Fast Facts about School Buses
Source: American School Bus Council
|Estimated No. of Cars Buses Keep Off the Road Every Morning||17.3 million|
|Average Miles Traveled for All Buses/Per Year||5.7 billion miles|
|No. of Students Transported by Each School Bus||54|
|Average Distance from Home to School for Bus Riders||5 miles|
A huge, seat-belt-less vehicle full of kids and no parents may sound like a disaster waiting to happen, but here are the reasons why school buses are so safe.
Not only are the buses a vibrant yellow color that is easily noticeable by other drivers and pedestrians, but the height is above the peak of car impact when it comes to bus passengers. Other than emergency and police vehicles, school buses are also the only transit on the road that have the power to stop traffic.
There may be no seat belts on school buses, but the design of the transport acts almost like an egg carton. The seats consist of a lot of padding with seat backs that are raised for protection, almost like an air bag. Unlike typical vehicles, school buses offer more protection for the smaller, precious cargo.

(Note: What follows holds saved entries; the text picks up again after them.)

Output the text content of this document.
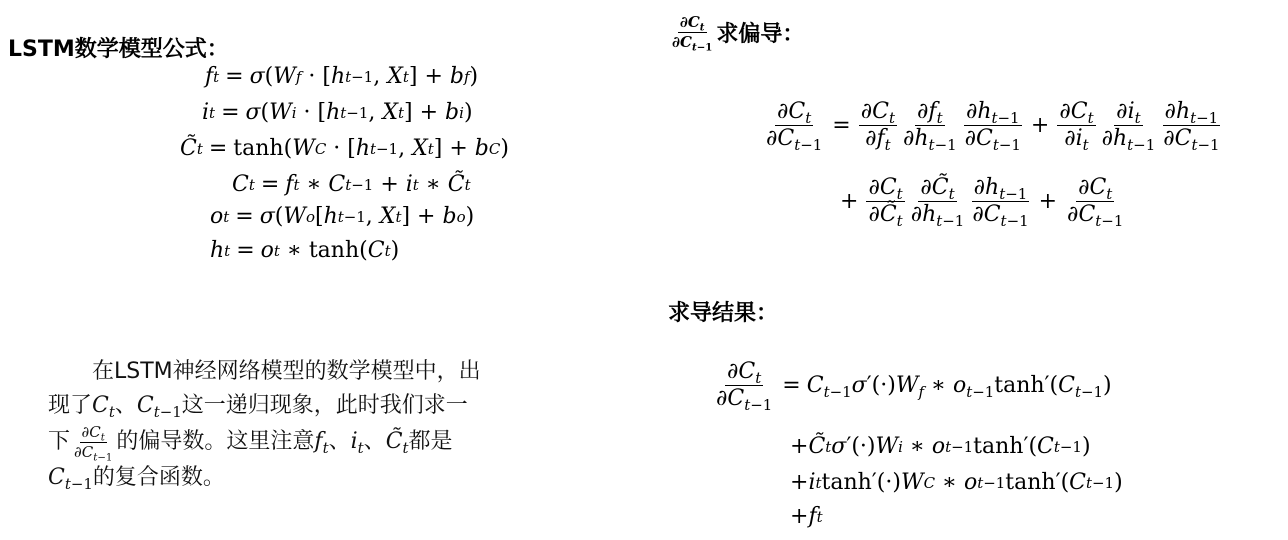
LSTM数学模型公式：
f t = σ ( W f · [ h t−1 , X t ] + b f )
i t = σ ( W i · [ h t−1 , X t ] + b i )
C̃ t = tanh( W C · [ h t−1 , X t ] + b C )
C t = f t ∗ C t−1 + i t ∗ C̃ t
o t = σ ( W o [ h t−1 , X t ] + b o )
h t = o t ∗ tanh( C t )
在LSTM神经网络模型的数学模型中，出
现了 $C_t$ 、 $C_{t-1}$ 这一递归现象，此时我们求一
下 $\frac{\partial C_t}{\partial C_{t-1}}$ 的偏导数。这里注意 $f_t$ 、 $i_t$ 、 $C̃_t$ 都是
$C_{t-1}$ 的复合函数。
$\frac{\partial C_t}{\partial C_{t-1}}$ 求偏导：
$\frac{\partial C_t}{\partial C_{t-1}} = \frac{\partial C_t}{\partial f_t} \frac{\partial f_t}{\partial h_{t-1}} \frac{\partial h_{t-1}}{\partial C_{t-1}} + \frac{\partial C_t}{\partial i_t} \frac{\partial i_t}{\partial h_{t-1}} \frac{\partial h_{t-1}}{\partial C_{t-1}}$
+ $\frac{\partial C_t}{\partial C̃_t} \frac{\partial C̃_t}{\partial h_{t-1}} \frac{\partial h_{t-1}}{\partial C_{t-1}} + \frac{\partial C_t}{\partial C_{t-1}}$
求导结果：
$\frac{\partial C_t}{\partial C_{t-1}} = C_{t-1}\sigma'(\cdot)W_f$ ∗ $o_{t-1}\tanh'(C_{t-1})$
+ C̃ t σ ′(·) W i ∗ o t−1 tanh′( C t−1 )
+ i t tanh′(·) W C ∗ o t−1 tanh′( C t−1 )
+ f t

In addition to the classic school-bus style, other new technologies have been implemented in recent years, like side panels that combat side impacts; new layouts of front windows, mirrors, and driver’s seat for better perspective of the road and students; increased space surrounding emergency exits; and “sleeping child alarms” to let bus drivers know about children that may have fallen asleep en route to school.
All school bus drivers undergo a variety of requirements and training, including random and post-accident drug and alcohol testing, frequent driving record checks, periodic medical exams, and pre-employment checks. Many drivers must have background checks prior to being employed, too. Overall, there’s quite the microscope on school bus drivers, with measures in place to make sure drivers are consistent and safe.
One School Bus Equals 36 Cars
Think of school buses as one big carpool lane. For every bus on the road, that means that 36 cars are off the road, which is good for the environment and for the likelihood of accidents and congestion. In fact, newer buses are becoming “greener” through better engine efficiency and the establishment of hybrid buses that are fueled through alternative methods.
The Bottom Line
Parents and families may feel nervous about sending their children on the bus each and every day, but it’s actually the least dangerous form of school transportation. Plus, it can also be safer for the environment.